31.10.03

(...)

(...)
A noite chega. O mocho voa. É nessa altura
Que lembram histórias de ingénuas avós...
Entre as moitas, além, há fontes cuja voz
É um rumor de assassinos tramando conjuras.

P. Verlaine

29.10.03

efeitos colaterais

“O fumo contém benzeno, nitrosaminas, formaldeído e cianeto de hidrogénio”. É o que está ali escrito, ali, mesmo à minha frente no Ventil Ligth, ao lado de duas chávenas de café. Pelo sim, pelo não, verifico se no pacote de açúcar há algum aviso. “Desejamos-lhe um óptimo café Nicola”, “açúcar granulado distribuido por Nutricafés”, “consumidor@nutricafés.pt”, “Empacotado por:sugapack”. Do outro lado do pacote uma grata surpresa matinal: “Se um Nicola agrada a muita gente, dois Nicolas agradam a muito mais”, assinado: Bombeiros AutoEuropa. Aparentemente o pacote de açúcar não contém nenhum aviso. Azar o meu: fumo e não ponho açúcar no café quando o que estaria certo seria não fumar e pôr açúcar no café. Vou passar a estar mais atenta aos avisos. É que há efeitos colaterais verdadeiramente devastadores. No trabalho, por exemplo. Ando a registar num caderninho azul petróleo com espirais pretas palavras que nos saem da boca para fora em ocasiões de abuso de trabalho:

.ao telefone (no quarto, a olhar para o despertador a menos de 6 horas da alvorada, converso):
- E que nome é que destes ao gato?
- Ramesés.
- RAM quê?
- Ramesés, a dinastia dos faraós, não conheces?
- Conheço. De nome.

.na rua (de regresso ao hotel, pergunto):
- Vais jantar?
- Não sei. Eu chego ao quarto e penso: deixa-me tomar banho que eu vou morrer.”

.no carro (por volta da meia-noite, a caminho do restaurante, sob chuva intensa, com a janela aberta, respondo):
- ´tás com calor?
- Preciso de apanhar ar. Tenho o cérebro um bocado acamado.

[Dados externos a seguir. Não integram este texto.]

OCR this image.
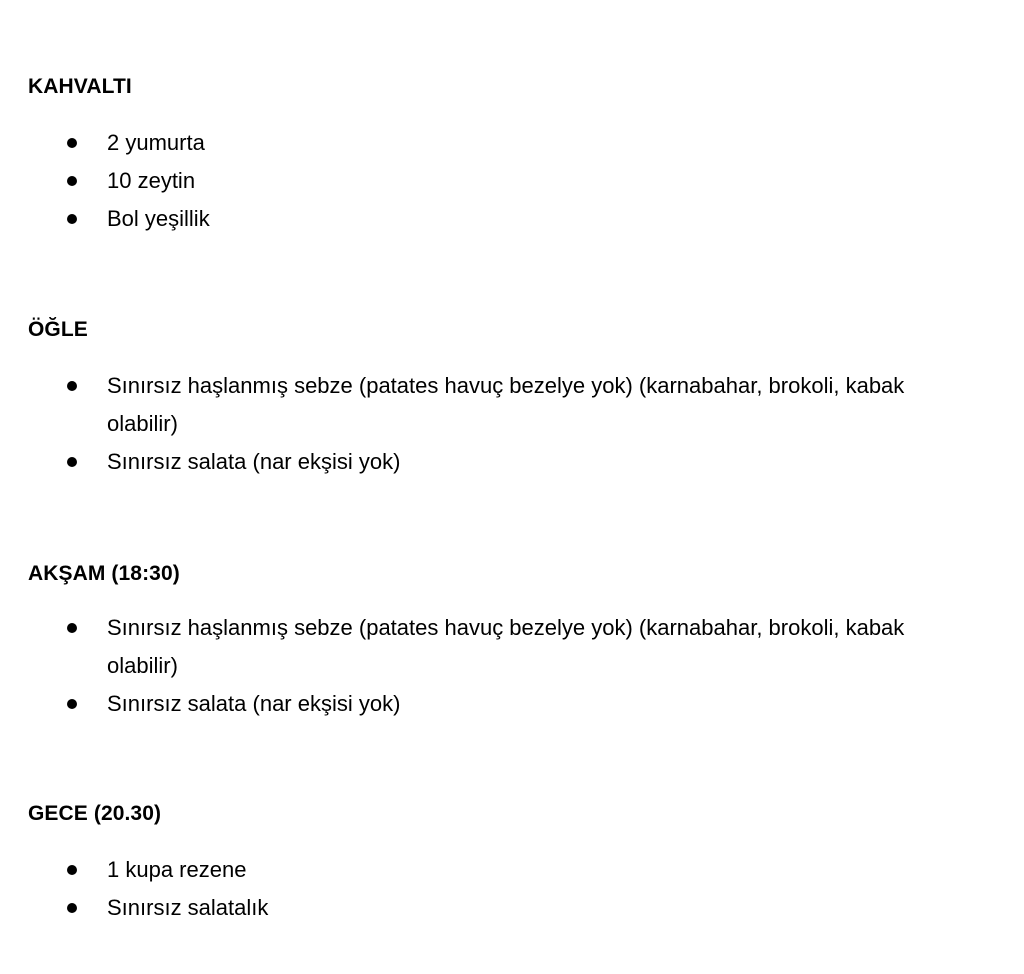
KAHVALTI
2 yumurta
10 zeytin
Bol yeşillik
ÖĞLE
Sınırsız haşlanmış sebze (patates havuç bezelye yok) (karnabahar, brokoli, kabak olabilir)
Sınırsız salata (nar ekşisi yok)
AKŞAM (18:30)
Sınırsız haşlanmış sebze (patates havuç bezelye yok) (karnabahar, brokoli, kabak olabilir)
Sınırsız salata (nar ekşisi yok)
GECE (20.30)
1 kupa rezene
Sınırsız salatalık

.na carrinha (à hora de almoço, antes de recomeçar a trabalhar, ouço):
-E o teu namorado donde é? Não é de lá?
-Não.
-Não me digas que conheceste o gajo na noite?! Que horror!

.no bar do hotel (fora de serviço, sem empregado, apenas com as cadeiras disponíveis, após 18 horas de trabalho, um estagiário que não se quer sentar):
-Desculpem lá, mas eu ainda não percebi: o que é que vocês estão aqui a fazer?

.no mesmo bar, pouco depois, alguém que chega atrasado:
-Fazer cócó é tão bom!

A minha vida está cheia de benzeno, nitrosaminas, formaldeído e cianeto de hidrogénio. Mas está cheia de pessoas e isso dá-me prazer. Não sei se poderá parecer pretensioso escrever que viver é um vício. Teria que pensar melhor no assunto. Pensar cansa, como diz o Fernando. E viver também cansa, como diz o José. E fumar também cansa, digo agora eu a olhar para a folha de serviço. Começo a trabalhar daqui a uma hora. Interior/Exterior - Noite. Até amanhã.

26.10.03

O ANJO DAS PERNAS TORTAS

"A um passo de Didi, Garrincha avança
Colado o couro aos pés. o olhar atento
Dribla um, dribla dois, depois descansa
Como a medir o lance do momento.
Vem-lhe o pressentimento; ele se lança
Mais rápido que o próprio pensamento
Dribla mais um, mais dois, a bola trança
Feliz, entre seus pés — um pé de vento!
Num só transporte a multidão contrita
Em acto e morte se levanta e grita
Seu uníssono canto de esperança.
Garrincha, o anjo, escuta e atende: Goooool!
É pura imagem: um G que chuta um o
Dentro da meta, um l. É pura dança! "

VINICIUS DE MORAES
("Para Viver um Grande Amor", Editora Sabiá, 1962, 6ª edição)

Ontem foi inaugurado um novo Estádio da Luz. Assim que puder, apanho o metro em arroios, mudo na baixa-chiado e vou lá. Gritar esseelbeesseelbeesseelbe. Antes tenho de pôr as quotas em dia e renovar o meu kit futebol - na mochila: cachecol, camisola, rádio palito e respectivos auscultadores, e uma garrafa de água do luso; nos bolsos: o cartão, o bilhete, 10 euros e a rolha de uma garrafa de água do luso (e se o jogo for de importância extraordinária, também a coleira da gata leninha); e no coração sempre a lembrança do meu pai.

23.10.03

problemas técnicos

não sei fazer links nem responder aos comentários, pelo que peço desculpa por esta aparente indiferença. espero amanhã, sexta-feira, dia de folga, suprir esta ignorância.

cummings

Um destes dias ao jantar, enquanto esperávamos um bife com pimenta, uma jovem falou-me da sua paixão pela poesia de E.E.Cummings /e.e.cummings e do seu desespero por não encontrar uma edição dos 74 poemas. Este é mesmo aquele género de problemas a que eu sou muito sensível. O outro é que já passava da meia noite e éramos 30 pessoas à espera de bifes, uns com pimenta, outros com cogumelos, é certo, mas ainda assim à espera.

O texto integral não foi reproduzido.